Faster than you can say “change reels,” numerous exhibition and distribution executives were quick to express skepticism over Pacific Bell’s announcement Monday that it would test a system to deliver movies over high-speed phone lines at close to a dozen L.A.-area theaters later this year.
The Baby Bell formally unveiled its joint venture with Alcatel, which manufactures data and image transmission equipment, to test the transmitting of movies and live events in digital form over high-speed optic networks directly to movie theaters.
While Pac Bell’s prepared announcement was quick to trumpet the system’s supposed advantages, which include lower costs and the ability to transmit different versions of a film, some execs insisted that the savings figures calculated by Pac Bell were not accurate.

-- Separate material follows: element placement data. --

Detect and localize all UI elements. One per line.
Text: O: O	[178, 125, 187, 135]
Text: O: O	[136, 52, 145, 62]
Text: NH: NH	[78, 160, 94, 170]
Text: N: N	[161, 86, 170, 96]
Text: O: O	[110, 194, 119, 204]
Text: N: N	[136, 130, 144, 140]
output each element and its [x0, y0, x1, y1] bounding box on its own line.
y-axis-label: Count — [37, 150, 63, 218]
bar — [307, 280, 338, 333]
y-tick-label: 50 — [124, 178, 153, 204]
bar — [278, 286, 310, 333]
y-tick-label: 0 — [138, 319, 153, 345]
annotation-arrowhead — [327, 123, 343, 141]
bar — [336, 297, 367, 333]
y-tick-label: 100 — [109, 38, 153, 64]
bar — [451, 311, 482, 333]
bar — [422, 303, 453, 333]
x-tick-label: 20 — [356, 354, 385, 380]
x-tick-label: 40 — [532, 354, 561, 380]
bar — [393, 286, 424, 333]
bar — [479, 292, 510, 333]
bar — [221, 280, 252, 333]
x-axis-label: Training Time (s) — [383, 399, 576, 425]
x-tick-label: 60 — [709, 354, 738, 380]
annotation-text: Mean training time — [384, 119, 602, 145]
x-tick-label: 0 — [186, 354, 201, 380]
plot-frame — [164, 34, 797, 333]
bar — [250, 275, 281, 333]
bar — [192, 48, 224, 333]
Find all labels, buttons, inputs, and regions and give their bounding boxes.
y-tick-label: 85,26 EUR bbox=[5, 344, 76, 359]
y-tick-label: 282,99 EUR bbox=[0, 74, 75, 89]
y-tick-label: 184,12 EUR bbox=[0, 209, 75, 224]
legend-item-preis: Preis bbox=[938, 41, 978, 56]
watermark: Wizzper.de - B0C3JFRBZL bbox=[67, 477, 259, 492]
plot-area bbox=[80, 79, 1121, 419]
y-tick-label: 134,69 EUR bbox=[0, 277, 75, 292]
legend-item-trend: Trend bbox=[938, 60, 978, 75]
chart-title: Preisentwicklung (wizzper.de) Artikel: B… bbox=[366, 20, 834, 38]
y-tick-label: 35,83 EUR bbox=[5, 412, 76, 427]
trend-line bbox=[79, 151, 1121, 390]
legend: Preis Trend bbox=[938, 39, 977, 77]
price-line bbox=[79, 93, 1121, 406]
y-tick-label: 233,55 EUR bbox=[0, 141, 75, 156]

For instance, many execs noted that Pac Bell made no mention of what the actual transfer costs will be once the systems were in place. The telecommunications giant estimated the cost of converting a theater to the new high-definition system to be roughly $ 100,000 per screen.
Questions of cost
“They are going to have an awful job convincing exhibitors to pay $ 100,000 per screen,” said Barry Reardon, president of Warner Bros. distributing. “Also, how much is it going to cost to receive a print for each screen? There are still an awful lot of unanswered questions.”
“We have not heard anything about the additional costs,” said one Los Angeles-based exhibitor. “There are a lot of things that haven’t been explained. The other problem is that a lot of theaters have invested money in upgrading their equipment and now, it’s out the window.”
Another studio distribution executive also noted that with roughly 25,000 screens throughout the country that would need updating, the total cost for such a job would be $ 2.5 billion, which is about equal to the exhibitors’ share of last year’s record-breaking $ 5 billion year.
In making the announcement, Pac Bell also said that the system would save 25% of the $ 500 million that studios and distributors pay for making prints, warehousing film and shipping, which translates to about $ 375 million. But numerous execs said the $ 500 million estimated by Pac Bell was too high.
“The cost of doing that for the entire industry is between $ 300 million and $ 450 million, more like $ 375 million,” said a studio exec. “If their system is going to cost 75% of $ 375 million, then there is no savings. That’s a big problem. There’s something wrong with their numbers.”
Execs also noted that Pac Bell seemed to be forgetting about the role studio distribution departments play in a film’s release.
“They seem to feel that distribution doesn’t exist,” said one exhibitor. “It gives you the impression that the theaters will just dial up and get what they want. But there are many other things that come into play. For instance, two movie theaters that are across from each other can’t play the same kind of picture.”
And, of course, most are convinced that the quality of the films, which will be broadcast through a high-definition system, will not be as good as those projected on 35mm film.
“We had seen the presentation at ShoWest. We felt that the presentation has a ways to go,” said Pacific Theatres VP Milt Moritz. “We weren’t thrilled with the clarity. It didn’t have the sharpness of film.”